In de protestantse traditie waren heiligenfiguren uiteraard taboe. Men beperkte zich in de glasschilderkunst tot spaarzame Bijbelse voorstellingen, kerkelijke symboliek en –in toenemende mate– tot episoden uit de vaderlandse geschiedenis. In 1940 werd er bijvoorbeeld een door Georg Rueter ontworpen glas-in-loodraam geplaatst in de Pieterskerk in Leiden; daarop stonden Willem van Oranje en zijn rechterhand Marnix van St. Aldegonde afgebeeld.
Glas in nood
In de jaren zestig brak een tijd van crisis aan als het gaat om de glasschilderkunst.
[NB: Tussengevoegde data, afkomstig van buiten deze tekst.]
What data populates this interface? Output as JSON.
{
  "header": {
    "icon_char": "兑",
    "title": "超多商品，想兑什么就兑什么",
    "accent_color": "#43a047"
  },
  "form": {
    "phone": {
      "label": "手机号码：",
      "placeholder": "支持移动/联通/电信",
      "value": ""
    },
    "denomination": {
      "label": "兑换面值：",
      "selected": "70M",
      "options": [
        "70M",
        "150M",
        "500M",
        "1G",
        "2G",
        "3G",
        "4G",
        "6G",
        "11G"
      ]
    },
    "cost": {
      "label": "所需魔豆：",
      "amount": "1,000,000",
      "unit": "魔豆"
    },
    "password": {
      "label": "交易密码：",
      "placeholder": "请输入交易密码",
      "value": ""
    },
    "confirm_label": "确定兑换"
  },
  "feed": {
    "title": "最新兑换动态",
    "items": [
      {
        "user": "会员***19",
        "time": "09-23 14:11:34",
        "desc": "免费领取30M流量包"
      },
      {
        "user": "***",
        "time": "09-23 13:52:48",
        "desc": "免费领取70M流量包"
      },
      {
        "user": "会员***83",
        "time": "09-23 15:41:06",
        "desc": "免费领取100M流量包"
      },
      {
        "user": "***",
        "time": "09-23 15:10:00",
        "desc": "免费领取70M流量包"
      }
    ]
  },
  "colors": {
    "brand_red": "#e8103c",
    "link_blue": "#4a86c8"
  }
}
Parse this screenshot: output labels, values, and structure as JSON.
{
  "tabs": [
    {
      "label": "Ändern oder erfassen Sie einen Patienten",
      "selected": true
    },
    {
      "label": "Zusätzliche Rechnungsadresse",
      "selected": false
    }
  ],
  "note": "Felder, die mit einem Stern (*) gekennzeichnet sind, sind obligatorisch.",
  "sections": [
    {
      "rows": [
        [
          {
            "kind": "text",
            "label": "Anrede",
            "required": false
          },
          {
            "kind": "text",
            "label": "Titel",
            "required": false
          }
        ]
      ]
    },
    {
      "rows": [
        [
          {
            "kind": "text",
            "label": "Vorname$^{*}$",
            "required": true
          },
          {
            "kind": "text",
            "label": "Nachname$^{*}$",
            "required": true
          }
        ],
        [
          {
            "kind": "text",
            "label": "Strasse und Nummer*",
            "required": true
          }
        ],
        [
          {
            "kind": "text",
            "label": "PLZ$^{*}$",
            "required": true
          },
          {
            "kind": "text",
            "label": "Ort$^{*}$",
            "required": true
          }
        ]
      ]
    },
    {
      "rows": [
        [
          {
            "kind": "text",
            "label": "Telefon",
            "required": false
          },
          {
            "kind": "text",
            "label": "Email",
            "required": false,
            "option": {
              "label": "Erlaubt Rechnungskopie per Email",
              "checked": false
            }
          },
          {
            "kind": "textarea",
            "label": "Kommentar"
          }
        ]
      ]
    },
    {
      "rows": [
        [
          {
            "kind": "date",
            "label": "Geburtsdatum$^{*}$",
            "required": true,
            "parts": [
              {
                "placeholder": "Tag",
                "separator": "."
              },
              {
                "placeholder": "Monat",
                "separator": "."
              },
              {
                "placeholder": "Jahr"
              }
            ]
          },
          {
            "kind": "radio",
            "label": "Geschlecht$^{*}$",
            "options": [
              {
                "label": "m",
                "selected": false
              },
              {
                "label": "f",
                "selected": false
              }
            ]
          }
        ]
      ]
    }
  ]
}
Van Ruyven signaleert dat de opdrachten aan glasschilders schaarser werden. „Dit kwam door besluiten van het tweede Vaticaans concilie (1962-1965), die veranderingen in de liturgie en een soberder interieur voorschreven, en door de toegenomen ontkerkelijking.” Dit veroorzaakte volgens haar „een ware glas-in-noodsituatie”: „Niet alleen werden er amper nieuwe opdrachten verleend, maar er gingen ook vele kerken, met hun gebrandschilderde glazen, verloren.”
Dat er in de jaren tachtig een kentering optrad, heeft volgens Van Ruyven vooral te maken met initiatieven van de Rijksdienst voor de Monumentenzorg, de voorloper van de huidige Rijksdienst voor het Cultureel Erfgoed. De glasschilderkunst werd op de kaart gezet en er werd nagedacht over mogelijkheden om het kwetsbare erfgoed te conserveren. Sindsdien worden er „met enige regelmaat” opnieuw opdrachten verstrekt voor glasramen. „Het instituut kerk bleef in de twintigste eeuw de voornaamste opdrachtgever voor glasramen en bewees hiermee dat een kerkgebouw geen statisch monument is, maar leven erfgoed”, aldus de onderzoeker.
Amoeben
En de amoeben uit de titel van het boek? Die verwijzen naar de vormen op het glas-in-loodraam dat kunstenaar Marc Mulders in 2007 maakte voor Sint-Jan in Den Bosch. „Zeer eigentijds en geheel volgens de persoonlijke stijl van de kunstenaar die een fascinatie voor de natuur koestert”, aldus Van Ruyven.